‘Eco-terrorism’: The not-particularly-interesting parts
The cover story of Pacific Northwest Magazine is about "eco-terrorism." It’s decent enough on its own terms, but disappointingly cursory.
For one thing, the author, Craig Welch, spends almost half the article focusing on the 2001 firebombing of the University of Washington’s Center for Urban Horticulture. What’s notable about that act is not only its violence but its unfathomable foolishness. The professors at CUH were almost all conservationists doing environmentally beneficial work. Apparently the cretins who burnt the place objected to one professor’s genetic engineering of plants — only, oops, that’s not what he was doing.
It was a dunderheaded attack by a collection of dimwitted dipshits, and not a single environmentalist from any organization went on record supporting it. In fact, the article quotes Mitch Friedman condemning it at length. So I’m not sure it reveals much either about "eco-terrorism" or about the evolution of direct action in the environmental movement.

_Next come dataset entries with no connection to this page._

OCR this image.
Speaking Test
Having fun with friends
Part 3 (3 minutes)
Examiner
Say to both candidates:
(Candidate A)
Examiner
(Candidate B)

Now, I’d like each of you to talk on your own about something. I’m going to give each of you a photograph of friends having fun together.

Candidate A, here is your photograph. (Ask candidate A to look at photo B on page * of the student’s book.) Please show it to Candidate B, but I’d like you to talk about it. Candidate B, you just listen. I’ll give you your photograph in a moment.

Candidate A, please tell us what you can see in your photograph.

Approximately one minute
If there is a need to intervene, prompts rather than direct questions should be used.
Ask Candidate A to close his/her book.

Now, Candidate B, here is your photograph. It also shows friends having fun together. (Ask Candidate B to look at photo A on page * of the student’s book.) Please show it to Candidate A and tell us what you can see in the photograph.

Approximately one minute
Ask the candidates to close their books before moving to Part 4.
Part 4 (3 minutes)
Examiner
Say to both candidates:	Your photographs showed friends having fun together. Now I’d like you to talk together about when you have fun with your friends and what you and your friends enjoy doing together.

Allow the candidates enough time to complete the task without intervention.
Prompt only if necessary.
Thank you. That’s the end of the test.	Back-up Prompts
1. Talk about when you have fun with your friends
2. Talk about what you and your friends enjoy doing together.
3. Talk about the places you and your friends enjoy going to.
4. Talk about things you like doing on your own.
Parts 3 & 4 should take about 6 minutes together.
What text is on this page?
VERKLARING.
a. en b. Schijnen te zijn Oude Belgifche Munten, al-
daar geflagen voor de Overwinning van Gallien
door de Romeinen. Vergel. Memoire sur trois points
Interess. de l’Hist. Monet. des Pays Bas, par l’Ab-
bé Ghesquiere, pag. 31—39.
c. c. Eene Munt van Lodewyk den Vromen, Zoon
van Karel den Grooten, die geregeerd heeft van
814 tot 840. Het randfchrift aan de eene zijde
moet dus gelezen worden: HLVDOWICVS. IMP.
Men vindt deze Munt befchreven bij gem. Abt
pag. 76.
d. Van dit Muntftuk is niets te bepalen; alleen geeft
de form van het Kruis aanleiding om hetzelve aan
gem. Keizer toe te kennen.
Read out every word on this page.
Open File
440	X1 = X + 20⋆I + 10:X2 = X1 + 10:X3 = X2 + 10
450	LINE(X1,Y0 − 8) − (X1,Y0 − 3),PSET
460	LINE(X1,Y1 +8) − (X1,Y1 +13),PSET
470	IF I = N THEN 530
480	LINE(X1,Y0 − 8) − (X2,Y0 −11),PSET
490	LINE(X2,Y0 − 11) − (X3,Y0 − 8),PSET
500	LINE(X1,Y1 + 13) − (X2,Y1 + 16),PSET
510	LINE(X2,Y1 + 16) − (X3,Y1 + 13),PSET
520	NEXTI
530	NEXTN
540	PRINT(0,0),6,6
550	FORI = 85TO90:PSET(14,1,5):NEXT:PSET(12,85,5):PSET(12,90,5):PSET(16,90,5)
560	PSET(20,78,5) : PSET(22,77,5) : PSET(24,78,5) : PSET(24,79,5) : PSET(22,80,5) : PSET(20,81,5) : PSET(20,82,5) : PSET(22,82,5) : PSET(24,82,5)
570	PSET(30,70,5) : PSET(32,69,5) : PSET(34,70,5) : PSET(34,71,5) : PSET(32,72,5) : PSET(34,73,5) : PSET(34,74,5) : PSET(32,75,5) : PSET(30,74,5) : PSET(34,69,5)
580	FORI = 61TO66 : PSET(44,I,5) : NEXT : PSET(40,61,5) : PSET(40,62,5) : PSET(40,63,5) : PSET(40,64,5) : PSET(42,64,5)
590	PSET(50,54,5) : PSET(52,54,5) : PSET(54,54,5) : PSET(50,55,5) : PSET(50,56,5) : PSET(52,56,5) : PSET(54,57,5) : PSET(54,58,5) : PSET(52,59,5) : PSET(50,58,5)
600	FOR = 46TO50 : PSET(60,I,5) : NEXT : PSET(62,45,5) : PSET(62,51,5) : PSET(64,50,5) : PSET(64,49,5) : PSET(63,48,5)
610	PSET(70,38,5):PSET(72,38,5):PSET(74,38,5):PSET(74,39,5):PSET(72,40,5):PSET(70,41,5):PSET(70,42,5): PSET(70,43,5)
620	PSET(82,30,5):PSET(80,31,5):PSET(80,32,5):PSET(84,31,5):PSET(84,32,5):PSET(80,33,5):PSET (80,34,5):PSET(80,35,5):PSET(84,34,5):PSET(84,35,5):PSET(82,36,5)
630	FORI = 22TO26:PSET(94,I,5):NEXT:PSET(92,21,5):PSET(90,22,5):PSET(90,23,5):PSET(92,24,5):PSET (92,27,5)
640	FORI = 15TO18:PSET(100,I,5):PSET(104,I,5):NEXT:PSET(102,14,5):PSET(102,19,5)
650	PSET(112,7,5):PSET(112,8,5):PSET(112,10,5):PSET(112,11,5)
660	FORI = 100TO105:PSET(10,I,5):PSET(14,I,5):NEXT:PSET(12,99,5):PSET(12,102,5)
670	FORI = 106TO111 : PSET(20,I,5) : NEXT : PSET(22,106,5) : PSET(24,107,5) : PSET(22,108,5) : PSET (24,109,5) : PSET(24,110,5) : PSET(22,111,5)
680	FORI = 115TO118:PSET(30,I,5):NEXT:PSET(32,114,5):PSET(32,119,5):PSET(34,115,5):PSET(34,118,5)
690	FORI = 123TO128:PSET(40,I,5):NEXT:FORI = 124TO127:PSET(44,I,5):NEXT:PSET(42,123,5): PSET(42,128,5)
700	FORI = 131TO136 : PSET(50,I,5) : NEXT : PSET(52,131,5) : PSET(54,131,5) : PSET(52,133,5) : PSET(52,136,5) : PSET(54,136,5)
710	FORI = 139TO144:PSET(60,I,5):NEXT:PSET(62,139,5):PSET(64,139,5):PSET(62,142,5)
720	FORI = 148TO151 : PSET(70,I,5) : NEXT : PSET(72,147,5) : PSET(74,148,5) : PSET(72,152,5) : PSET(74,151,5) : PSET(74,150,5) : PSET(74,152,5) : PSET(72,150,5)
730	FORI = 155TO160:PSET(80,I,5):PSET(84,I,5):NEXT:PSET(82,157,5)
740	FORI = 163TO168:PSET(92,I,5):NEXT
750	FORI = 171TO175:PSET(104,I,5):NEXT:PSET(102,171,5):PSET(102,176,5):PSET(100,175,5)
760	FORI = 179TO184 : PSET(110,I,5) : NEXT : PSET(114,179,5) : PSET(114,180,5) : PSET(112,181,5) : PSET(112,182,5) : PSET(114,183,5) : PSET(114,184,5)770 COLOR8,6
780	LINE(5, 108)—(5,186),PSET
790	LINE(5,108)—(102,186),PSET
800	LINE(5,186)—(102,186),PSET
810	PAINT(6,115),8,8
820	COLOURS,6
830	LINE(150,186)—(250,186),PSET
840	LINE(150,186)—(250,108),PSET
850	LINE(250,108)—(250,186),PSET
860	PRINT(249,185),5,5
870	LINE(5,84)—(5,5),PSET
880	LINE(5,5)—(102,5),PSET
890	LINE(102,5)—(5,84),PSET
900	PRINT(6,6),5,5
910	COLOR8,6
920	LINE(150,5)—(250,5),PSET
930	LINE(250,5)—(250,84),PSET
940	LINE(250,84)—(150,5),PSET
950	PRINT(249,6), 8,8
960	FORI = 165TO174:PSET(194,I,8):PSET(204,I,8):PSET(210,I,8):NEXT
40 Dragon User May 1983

More engaging is the latter half, which traces some of the history of direct action, from Ed Abbey through Earth First! It tells the story of how direct action morphed into the quasi-mythical "ELF," a banner under which any malcontent with a gas can and a chip on his shoulder can set back the work of environmentalism by a decade. Only it kind of stops there, and doesn’t say much about ELF at all.
The article doesn’t shed any light on the current political situation, or set ELF arsons in the context of other violent domestic ideological groups, or explain how this smattering of misguided activists came to be such a high priority for DHS and FBI.
That would be the juicy stuff. I’m still waiting for someone to write that story.